Samuel Taylor Coleridge’s place in the canon of English poetry rests on a comparatively small body of achievement: a few poems from the late 1790s and early 1800s and his participation in the revolutionary publication of Lyrical Ballads in 1797. Unlike Wordsworth, his work cannot be understood through the lens of the 1802 preface to the second edition of that book; though it does resemble Wordsworth’s in its idealization of nature and its emphasis on human joy, Coleridge’s poems often favor musical effects over the plainness of common speech. The intentional archaisms of “The Rime of the Ancient Mariner” and the hypnotic drone of “Kubla Khan” do not imitate common speech, creating instead a more strikingly stylized effect.

Further, Coleridge’s poems complicate the phenomena Wordsworth takes for granted: the simple unity between the child and nature and the adult’s reconnection with nature through memories of childhood; in poems such as “Frost at Midnight,” Coleridge indicates the fragility of the child’s innocence by relating his own urban childhood. In poems such as “Dejection: An Ode” and “Nightingale,” he stresses the division between his own mind and the beauty of the natural world. Finally, Coleridge often privileges weird tales and bizarre imagery over the commonplace, rustic simplicities Wordsworth advocates; the “thousand thousand slimy things” that crawl upon the rotting sea in the “Rime” would be out of place in a Wordsworth poem.

If Wordsworth represents the central pillar of early Romanticism, Coleridge is nevertheless an important structural support. His emphasis on the imagination, its independence from the outside world and its creation of fantastic pictures such as those found in the “Rime,” exerted a profound influence on later writers such as Shelley; his depiction of feelings of alienation and numbness helped to define more sharply the Romantics’ idealized contrast between the emptiness of the city—where such feelings are experienced—and the joys of nature. The heightened understanding of these feelings also helped to shape the stereotype of the suffering Romantic genius, often further characterized by drug addiction: this figure of the idealist, brilliant yet tragically unable to attain his own ideals, is a major pose for Coleridge in his poetry.

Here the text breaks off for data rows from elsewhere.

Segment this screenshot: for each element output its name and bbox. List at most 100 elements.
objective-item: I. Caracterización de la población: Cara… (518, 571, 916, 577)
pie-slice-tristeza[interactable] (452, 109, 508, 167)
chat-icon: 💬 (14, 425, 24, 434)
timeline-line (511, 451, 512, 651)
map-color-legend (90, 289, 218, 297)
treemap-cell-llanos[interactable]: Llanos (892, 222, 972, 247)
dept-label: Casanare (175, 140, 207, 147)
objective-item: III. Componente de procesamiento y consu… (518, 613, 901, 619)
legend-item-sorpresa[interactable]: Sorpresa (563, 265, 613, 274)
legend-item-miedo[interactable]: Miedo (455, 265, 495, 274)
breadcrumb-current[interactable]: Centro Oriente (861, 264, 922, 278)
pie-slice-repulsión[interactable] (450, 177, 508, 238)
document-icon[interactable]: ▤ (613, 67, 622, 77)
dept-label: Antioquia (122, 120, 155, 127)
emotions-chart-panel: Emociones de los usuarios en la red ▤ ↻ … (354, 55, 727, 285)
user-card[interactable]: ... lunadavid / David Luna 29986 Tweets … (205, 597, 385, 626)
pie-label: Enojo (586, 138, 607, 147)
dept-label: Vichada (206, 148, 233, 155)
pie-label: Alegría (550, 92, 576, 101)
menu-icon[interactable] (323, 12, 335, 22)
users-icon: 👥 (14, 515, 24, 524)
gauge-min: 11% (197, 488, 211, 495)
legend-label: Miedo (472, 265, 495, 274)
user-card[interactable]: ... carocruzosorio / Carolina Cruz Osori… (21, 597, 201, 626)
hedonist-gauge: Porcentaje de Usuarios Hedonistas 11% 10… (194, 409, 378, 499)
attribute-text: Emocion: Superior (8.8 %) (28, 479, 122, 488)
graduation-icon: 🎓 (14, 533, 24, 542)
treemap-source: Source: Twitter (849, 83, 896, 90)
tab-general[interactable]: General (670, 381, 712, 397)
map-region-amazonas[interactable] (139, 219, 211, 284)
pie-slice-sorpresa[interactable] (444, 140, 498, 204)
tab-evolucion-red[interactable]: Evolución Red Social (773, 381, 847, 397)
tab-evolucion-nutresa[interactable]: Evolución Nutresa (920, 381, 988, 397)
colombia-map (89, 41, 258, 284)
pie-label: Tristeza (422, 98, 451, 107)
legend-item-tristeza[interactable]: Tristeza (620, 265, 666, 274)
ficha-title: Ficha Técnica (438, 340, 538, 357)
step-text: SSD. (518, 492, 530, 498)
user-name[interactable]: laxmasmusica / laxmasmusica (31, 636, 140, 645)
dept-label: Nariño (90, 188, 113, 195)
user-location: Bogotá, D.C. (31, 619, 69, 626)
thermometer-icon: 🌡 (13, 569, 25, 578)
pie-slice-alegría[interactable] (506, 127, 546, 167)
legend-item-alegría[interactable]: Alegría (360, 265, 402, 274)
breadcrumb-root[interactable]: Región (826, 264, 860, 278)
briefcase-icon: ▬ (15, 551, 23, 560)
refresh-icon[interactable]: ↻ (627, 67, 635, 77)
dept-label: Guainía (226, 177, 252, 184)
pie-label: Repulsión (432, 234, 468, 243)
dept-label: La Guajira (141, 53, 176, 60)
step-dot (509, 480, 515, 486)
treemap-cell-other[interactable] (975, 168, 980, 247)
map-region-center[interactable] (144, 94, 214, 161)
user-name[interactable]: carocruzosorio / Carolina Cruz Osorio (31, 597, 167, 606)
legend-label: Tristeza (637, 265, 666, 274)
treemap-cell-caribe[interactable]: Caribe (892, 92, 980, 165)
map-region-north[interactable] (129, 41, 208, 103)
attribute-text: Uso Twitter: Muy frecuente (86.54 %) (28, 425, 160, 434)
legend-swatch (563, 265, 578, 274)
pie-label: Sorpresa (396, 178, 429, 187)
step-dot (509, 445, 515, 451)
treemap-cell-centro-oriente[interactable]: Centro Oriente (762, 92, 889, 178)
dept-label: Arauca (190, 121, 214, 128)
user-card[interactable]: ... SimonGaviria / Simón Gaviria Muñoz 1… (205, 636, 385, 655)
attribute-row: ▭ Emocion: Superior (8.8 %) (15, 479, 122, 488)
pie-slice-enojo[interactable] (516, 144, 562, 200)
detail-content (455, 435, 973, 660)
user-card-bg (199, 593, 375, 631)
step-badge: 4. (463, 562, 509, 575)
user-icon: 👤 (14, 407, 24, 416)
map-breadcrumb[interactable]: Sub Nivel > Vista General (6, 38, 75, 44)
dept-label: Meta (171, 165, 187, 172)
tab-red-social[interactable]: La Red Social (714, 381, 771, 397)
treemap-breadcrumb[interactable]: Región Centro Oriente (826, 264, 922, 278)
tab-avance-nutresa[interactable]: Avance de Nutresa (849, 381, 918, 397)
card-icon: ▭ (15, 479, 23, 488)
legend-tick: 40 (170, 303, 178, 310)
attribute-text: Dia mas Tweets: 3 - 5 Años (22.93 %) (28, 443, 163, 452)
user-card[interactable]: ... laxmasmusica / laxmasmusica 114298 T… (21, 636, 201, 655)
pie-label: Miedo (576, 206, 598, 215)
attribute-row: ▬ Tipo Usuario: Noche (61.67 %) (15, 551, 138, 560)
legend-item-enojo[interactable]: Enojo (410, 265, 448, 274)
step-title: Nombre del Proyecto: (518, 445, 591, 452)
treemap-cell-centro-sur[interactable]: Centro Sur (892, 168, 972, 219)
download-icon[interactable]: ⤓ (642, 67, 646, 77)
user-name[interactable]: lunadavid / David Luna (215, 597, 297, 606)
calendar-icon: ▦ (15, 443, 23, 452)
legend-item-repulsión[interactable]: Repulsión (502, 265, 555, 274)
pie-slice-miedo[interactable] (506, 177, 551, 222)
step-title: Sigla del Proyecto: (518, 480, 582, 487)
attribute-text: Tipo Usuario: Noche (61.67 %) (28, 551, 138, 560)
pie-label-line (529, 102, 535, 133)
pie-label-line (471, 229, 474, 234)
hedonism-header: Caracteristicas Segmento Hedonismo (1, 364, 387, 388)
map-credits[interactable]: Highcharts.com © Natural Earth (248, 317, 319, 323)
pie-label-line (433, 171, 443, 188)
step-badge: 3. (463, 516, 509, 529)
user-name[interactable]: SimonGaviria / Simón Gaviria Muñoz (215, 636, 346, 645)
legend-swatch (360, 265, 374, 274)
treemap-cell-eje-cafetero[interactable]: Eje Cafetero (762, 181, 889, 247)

His portrayal of the mind as it moves, whether in silence (“Frost at Midnight”) or in frenzy (“Kubla Khan”) also helped to define the intimate emotionalism of Romanticism; while much of poetry is constituted of emotion recollected in tranquility, the origin of Coleridge’s poems often seems to be emotion recollected in emotion. But (unlike Wordsworth, it could be argued) Coleridge maintains not only an emotional intensity but also a legitimate intellectual presence throughout his oeuvre and applies constant philosophical pressure to his ideas. In his later years, Coleridge worked a great deal on metaphysics and politics, and a philosophical consciousness infuses much of his verse—particularly poems such as “The Nightingale” and “Dejection: An Ode,” in which the relationship between mind and nature is defined via the specific rejection of fallacious versions of it. The mind, to Coleridge, cannot take its feeling from nature and cannot falsely imbue nature with its own feeling; rather, the mind must be so suffused with its own joy that it opens up to the real, independent, “immortal” joy of nature.